Video swin-CLSTM transformer: Enhancing human action recognition with optical flow and long-term dependencies.
Journal:
PloS one
Published Date:
Jul 7, 2025
Abstract
As video data volumes soar exponentially, the significance of video content analysis, particularly Human Action Recognition (HAR), has become increasingly prominent in fields such as intelligent surveillance, sports analytics, medical rehabilitation, and virtual reality. However, current deep learning-based HAR methods encounter challenges in recognizing subtle actions within complex backgrounds, comprehending long-term semantics, and maintaining computational efficiency. To address these challenges, we introduce the Video Swin-CLSTM Transformer. Based on the Video Swin Transformer backbone, our model incorporates optical flow information at the input stage to effectively counteract background interference, employing a sparse sampling strategy.

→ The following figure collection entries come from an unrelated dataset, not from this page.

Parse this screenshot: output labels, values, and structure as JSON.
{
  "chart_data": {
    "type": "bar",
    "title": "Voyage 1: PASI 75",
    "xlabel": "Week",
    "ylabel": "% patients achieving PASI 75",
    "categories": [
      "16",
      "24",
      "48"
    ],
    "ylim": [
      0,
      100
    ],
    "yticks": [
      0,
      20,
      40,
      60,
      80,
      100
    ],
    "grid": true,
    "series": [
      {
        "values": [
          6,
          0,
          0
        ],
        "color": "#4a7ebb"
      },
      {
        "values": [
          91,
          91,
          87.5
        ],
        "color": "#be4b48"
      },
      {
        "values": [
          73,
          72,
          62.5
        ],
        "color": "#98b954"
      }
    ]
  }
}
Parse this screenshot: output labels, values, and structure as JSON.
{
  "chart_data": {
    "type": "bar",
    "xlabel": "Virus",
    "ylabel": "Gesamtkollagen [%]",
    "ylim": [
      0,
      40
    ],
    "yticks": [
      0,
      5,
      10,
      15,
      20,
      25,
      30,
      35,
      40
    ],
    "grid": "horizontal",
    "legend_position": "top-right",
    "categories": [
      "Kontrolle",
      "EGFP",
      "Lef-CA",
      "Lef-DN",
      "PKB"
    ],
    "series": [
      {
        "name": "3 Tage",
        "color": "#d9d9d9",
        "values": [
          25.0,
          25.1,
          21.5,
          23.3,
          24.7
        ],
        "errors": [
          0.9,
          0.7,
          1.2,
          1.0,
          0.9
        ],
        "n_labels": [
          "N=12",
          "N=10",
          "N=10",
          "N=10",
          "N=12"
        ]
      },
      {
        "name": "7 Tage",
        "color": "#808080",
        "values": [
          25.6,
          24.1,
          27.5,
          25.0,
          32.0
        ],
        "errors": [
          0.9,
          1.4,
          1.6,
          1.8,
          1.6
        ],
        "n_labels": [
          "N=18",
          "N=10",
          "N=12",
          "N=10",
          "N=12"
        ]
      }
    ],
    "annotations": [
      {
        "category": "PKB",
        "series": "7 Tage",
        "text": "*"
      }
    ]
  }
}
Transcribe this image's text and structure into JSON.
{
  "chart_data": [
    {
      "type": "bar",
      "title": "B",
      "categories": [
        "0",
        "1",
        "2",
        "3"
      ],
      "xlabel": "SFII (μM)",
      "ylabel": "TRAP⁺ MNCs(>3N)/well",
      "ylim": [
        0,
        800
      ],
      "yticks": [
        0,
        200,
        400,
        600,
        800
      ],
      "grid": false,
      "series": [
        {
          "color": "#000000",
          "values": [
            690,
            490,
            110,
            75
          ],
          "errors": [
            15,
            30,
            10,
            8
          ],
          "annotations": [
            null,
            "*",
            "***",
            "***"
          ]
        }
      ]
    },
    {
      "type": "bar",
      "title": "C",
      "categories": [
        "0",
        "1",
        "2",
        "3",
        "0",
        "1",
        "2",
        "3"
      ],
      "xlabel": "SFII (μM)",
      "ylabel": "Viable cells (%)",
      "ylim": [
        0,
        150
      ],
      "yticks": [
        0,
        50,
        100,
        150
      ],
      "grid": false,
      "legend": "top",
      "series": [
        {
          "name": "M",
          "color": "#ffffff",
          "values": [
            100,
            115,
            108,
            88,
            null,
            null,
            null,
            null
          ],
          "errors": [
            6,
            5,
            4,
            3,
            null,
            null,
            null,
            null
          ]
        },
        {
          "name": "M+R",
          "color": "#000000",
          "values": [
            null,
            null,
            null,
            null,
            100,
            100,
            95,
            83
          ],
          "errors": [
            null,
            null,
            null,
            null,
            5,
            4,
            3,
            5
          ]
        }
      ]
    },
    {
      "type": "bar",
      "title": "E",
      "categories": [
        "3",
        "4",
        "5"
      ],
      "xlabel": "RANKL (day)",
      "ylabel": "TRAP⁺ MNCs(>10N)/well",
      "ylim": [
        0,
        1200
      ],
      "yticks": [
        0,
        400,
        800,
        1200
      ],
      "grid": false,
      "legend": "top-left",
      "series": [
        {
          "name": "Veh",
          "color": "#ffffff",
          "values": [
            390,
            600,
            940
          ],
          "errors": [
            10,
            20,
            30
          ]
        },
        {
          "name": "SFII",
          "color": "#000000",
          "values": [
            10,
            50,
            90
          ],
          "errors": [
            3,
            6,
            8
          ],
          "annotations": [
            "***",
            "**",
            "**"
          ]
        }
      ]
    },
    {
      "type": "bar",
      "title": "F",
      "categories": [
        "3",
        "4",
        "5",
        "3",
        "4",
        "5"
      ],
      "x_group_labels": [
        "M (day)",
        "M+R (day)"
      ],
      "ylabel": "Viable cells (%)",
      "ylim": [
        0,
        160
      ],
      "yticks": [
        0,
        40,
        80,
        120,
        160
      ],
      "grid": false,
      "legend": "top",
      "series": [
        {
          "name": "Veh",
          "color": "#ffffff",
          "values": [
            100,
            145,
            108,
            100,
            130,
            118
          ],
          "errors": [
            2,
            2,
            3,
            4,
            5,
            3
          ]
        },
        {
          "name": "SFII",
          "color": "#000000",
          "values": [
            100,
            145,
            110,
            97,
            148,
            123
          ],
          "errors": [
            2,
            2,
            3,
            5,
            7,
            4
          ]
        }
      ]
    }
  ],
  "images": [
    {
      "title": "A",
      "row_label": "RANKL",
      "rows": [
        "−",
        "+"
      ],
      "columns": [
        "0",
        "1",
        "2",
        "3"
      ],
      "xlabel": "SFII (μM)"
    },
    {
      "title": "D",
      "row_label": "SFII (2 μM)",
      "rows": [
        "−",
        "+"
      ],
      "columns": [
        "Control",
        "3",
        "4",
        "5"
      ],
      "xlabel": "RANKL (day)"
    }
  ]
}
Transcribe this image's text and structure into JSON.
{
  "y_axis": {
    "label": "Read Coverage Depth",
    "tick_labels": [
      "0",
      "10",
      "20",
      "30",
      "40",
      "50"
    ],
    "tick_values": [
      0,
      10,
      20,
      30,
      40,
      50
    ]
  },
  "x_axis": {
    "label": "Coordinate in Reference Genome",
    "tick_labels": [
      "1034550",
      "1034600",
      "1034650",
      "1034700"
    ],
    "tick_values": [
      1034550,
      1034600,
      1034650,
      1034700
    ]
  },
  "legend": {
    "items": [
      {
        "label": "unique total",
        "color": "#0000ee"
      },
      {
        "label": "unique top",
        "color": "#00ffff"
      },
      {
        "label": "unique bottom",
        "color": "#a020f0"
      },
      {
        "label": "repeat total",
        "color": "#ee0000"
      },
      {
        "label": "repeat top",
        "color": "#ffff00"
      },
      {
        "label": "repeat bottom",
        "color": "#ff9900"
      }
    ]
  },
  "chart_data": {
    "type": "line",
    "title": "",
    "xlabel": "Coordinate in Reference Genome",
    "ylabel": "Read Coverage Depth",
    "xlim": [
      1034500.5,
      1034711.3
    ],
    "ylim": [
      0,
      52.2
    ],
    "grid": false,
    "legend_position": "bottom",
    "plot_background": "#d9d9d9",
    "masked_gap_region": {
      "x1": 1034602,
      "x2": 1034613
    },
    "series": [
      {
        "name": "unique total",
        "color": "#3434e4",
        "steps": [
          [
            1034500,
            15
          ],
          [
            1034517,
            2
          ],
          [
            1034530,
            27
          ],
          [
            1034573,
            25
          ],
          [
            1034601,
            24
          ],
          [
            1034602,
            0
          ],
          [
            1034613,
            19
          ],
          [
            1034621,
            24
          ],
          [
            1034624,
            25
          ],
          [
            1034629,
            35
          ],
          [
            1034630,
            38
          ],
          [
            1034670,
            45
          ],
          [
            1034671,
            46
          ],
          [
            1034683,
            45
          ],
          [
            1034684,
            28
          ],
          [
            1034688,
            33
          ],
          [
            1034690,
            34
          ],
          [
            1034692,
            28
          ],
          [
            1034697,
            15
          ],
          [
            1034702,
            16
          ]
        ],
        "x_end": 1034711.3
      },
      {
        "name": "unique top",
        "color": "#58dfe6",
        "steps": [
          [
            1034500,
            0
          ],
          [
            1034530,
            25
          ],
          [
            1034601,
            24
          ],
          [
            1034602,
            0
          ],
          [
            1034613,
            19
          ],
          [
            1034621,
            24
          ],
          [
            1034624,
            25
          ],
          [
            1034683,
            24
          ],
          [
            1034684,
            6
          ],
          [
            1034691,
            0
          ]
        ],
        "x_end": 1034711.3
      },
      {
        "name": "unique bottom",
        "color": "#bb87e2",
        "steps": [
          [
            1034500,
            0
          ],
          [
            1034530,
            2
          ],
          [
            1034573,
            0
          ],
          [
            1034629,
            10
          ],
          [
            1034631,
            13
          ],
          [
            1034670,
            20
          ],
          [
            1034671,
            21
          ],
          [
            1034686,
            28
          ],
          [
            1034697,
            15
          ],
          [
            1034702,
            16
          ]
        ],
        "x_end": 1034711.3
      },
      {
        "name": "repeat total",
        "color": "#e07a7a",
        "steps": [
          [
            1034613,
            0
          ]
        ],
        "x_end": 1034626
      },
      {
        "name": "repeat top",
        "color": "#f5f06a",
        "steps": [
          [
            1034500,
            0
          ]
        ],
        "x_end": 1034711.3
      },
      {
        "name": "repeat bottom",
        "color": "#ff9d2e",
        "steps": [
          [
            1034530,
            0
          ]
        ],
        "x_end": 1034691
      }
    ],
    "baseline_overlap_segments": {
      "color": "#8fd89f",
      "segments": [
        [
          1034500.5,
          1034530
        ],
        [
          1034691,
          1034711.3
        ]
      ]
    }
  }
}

Combined with the backbone's 3D Patch Partition and Patch Merging techniques, it efficiently extracts and fuses multi-level features from both optical flow and raw RGB inputs, thereby enhancing the model's ability to capture motion characteristics in complex backgrounds. Additionally, by embedding Convolutional Long Short-Term Memory (ConvLSTM) units, the model's capacity to capture and understand long-term dependencies among key actions in videos is further enhanced. Experiments on the UCF-101 dataset demonstrate that our model achieves mean Top-1/Top-5 accuracies of 92.8% and 99.4%, which are 3.2% and 2.0% higher than those of the baseline model, while the computational cost is reduced by an average of 3.3% at peak performance compared to models without optical flow. Ablation studies further validate the effectiveness of our model's crucial components, with the integration of optical flow and the embedding of ConvLSTM modules yielding maximum improvements in mean Top-1 accuracy of 2.6% and 1.9%, respectively. Notably, employing our custom ImageNet-1K-LSTM pre-training model results in a maximum increase of 2.7% in mean Top-1 accuracy compared to traditional ImageNet-1K pre-training model. These experimental results indicate that our model offers certain advantages over other Swin Transformer-based methods for video HAR tasks.